Department of Ophthalmology, University of Tennessee Health Science Center, Memphis, Tennessee; Department of Genetics, Genomics, and Informatics, University of Tennessee Health Science Center, Memphis, Tennessee.
Department of Ophthalmology, Icahn School of Medicine at Mount Sinai, New York, New York.
Ophthalmology. 2022 Dec;129(12):1402-1411. doi: 10.1016/j.ophtha.2022.07.001. Epub 2022 Jul 8.
To identify patterns of visual field (VF) loss based on unsupervised machine learning and to identify patterns that are associated with rapid progression.
Cross-sectional and longitudinal study.
A total of 2231 abnormal VFs from 205 eyes of 176 Ocular Hypertension Treatment Study (OHTS) participants followed over approximately 16 years.
Visual fields were assessed by an unsupervised deep archetypal analysis algorithm and an OHTS-certified VF reader to identify prevalent patterns of VF loss. Machine-identified patterns of glaucoma damage were compared against those patterns previously identified (expert-identified) in the OHTS in 2003. Based on the longitudinal VFs of each eye, VF loss patterns that were strongly associated with rapid glaucoma progression were identified.
Machine-expert correspondence and type of patterns of VF loss associated with rapid progression.
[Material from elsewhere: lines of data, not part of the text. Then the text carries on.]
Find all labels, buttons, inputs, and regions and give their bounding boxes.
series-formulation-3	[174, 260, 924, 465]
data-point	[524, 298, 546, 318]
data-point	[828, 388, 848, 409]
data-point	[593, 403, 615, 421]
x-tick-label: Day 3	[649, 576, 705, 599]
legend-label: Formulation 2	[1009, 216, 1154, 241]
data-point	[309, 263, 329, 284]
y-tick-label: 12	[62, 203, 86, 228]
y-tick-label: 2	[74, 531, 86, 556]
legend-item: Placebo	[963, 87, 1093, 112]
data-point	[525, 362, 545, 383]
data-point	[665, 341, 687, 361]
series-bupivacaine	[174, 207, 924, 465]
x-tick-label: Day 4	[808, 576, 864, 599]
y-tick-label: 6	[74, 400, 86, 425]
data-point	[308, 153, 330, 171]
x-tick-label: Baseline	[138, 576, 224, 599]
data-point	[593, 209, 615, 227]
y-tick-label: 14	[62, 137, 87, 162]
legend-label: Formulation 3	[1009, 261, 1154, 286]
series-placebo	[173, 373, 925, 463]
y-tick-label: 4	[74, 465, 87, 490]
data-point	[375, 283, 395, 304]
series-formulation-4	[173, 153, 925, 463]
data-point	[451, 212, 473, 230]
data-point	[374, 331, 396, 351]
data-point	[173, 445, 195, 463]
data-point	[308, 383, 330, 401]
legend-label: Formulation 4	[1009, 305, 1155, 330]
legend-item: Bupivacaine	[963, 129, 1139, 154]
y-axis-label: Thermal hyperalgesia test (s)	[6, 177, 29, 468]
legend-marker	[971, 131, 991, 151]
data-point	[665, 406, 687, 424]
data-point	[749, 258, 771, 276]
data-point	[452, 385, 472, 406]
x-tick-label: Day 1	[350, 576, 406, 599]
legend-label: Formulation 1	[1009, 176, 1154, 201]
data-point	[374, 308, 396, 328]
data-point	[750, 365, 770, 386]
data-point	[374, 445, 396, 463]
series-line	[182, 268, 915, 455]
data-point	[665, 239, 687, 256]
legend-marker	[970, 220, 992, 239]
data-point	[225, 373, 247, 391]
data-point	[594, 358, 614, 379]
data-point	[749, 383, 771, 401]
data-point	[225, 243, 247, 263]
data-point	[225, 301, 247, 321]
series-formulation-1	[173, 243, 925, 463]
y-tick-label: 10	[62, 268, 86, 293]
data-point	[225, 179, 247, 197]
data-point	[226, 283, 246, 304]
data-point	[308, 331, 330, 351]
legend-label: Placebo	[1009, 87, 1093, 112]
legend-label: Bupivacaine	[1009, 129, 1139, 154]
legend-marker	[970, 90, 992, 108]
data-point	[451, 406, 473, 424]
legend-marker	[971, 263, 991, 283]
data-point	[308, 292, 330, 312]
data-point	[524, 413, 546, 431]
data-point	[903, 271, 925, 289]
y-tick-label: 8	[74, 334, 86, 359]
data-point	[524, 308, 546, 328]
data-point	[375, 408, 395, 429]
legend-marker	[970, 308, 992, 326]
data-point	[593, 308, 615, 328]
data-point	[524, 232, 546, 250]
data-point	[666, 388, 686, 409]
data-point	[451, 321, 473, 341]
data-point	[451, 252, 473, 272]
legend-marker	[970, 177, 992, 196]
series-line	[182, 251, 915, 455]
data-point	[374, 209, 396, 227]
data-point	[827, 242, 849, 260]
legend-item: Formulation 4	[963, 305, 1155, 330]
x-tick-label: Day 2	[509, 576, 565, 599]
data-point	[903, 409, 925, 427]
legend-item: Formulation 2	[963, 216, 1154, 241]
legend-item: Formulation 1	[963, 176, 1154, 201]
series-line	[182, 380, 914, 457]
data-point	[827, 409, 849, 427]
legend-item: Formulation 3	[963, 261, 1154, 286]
The average VF mean deviation (MD) at conversion to glaucoma was -2.7 decibels (dB) (standard deviation [SD] = 2.4 dB), whereas the average MD of the eyes at the last visit was -5.2 dB (SD = 5.5 dB). Fifty out of 205 eyes had MD rate of -1 dB/year or worse and were considered rapid progressors. Eighteen machine-identified patterns of VF loss were compared with expert-identified patterns, in which 13 patterns of VF loss were similar. The most prevalent expert-identified patterns included partial arcuate, paracentral, and nasal step defects, and the most prevalent machine-identified patterns included temporal wedge, partial arcuate, nasal step, and paracentral VF defects. One of the machine-identified patterns of VF loss predicted future rapid VF progression after adjustment for age, sex, and initial MD.
An automated machine learning system can identify patterns of VF loss and could provide objective and reproducible nomenclature for characterizing early signs of visual defects and rapid progression in patients with glaucoma.
通过无监督机器学习来识别视野(VF)丧失模式,并确定与快速进展相关的模式。
横断面和纵向研究。
共纳入了 176 名 Ocular Hypertension Treatment Study(OHTS)参与者的 205 只眼的 2231 例异常 VF,这些参与者的随访时间约为 16 年。
使用无监督深度原型分析算法和 OHTS 认证的 VF 阅读器评估视野,以识别 VF 丧失的常见模式。将机器识别的青光眼损害模式与 2003 年 OHTS 中先前确定的(专家识别)模式进行比较。根据每只眼的纵向 VF,确定与快速青光眼进展密切相关的 VF 丧失模式。
机器与专家识别的 VF 丧失模式的对应关系以及与快速进展相关的 VF 丧失模式的类型。
转化为青光眼时的平均视野平均偏差(MD)为-2.7 分贝(dB)(标准差[SD]为 2.4 dB),而最后一次就诊时的平均 MD 为-5.2 dB(SD 为 5.5 dB)。205 只眼中有 50 只眼的 MD 率为-1 dB/年或更差,被认为是快速进展者。将 18 种机器识别的 VF 丧失模式与专家识别的模式进行了比较,其中 13 种模式相似。最常见的专家识别模式包括部分弓形、旁中心和鼻侧阶梯缺损,最常见的机器识别模式包括颞楔形、部分弓形、鼻侧阶梯和旁中心 VF 缺损。在调整年龄、性别和初始 MD 后,机器识别的 VF 丧失模式之一可预测未来 VF 的快速进展。
自动化机器学习系统可以识别 VF 丧失模式,并为描述青光眼患者早期视觉缺陷和快速进展的客观、可重复的命名法提供依据。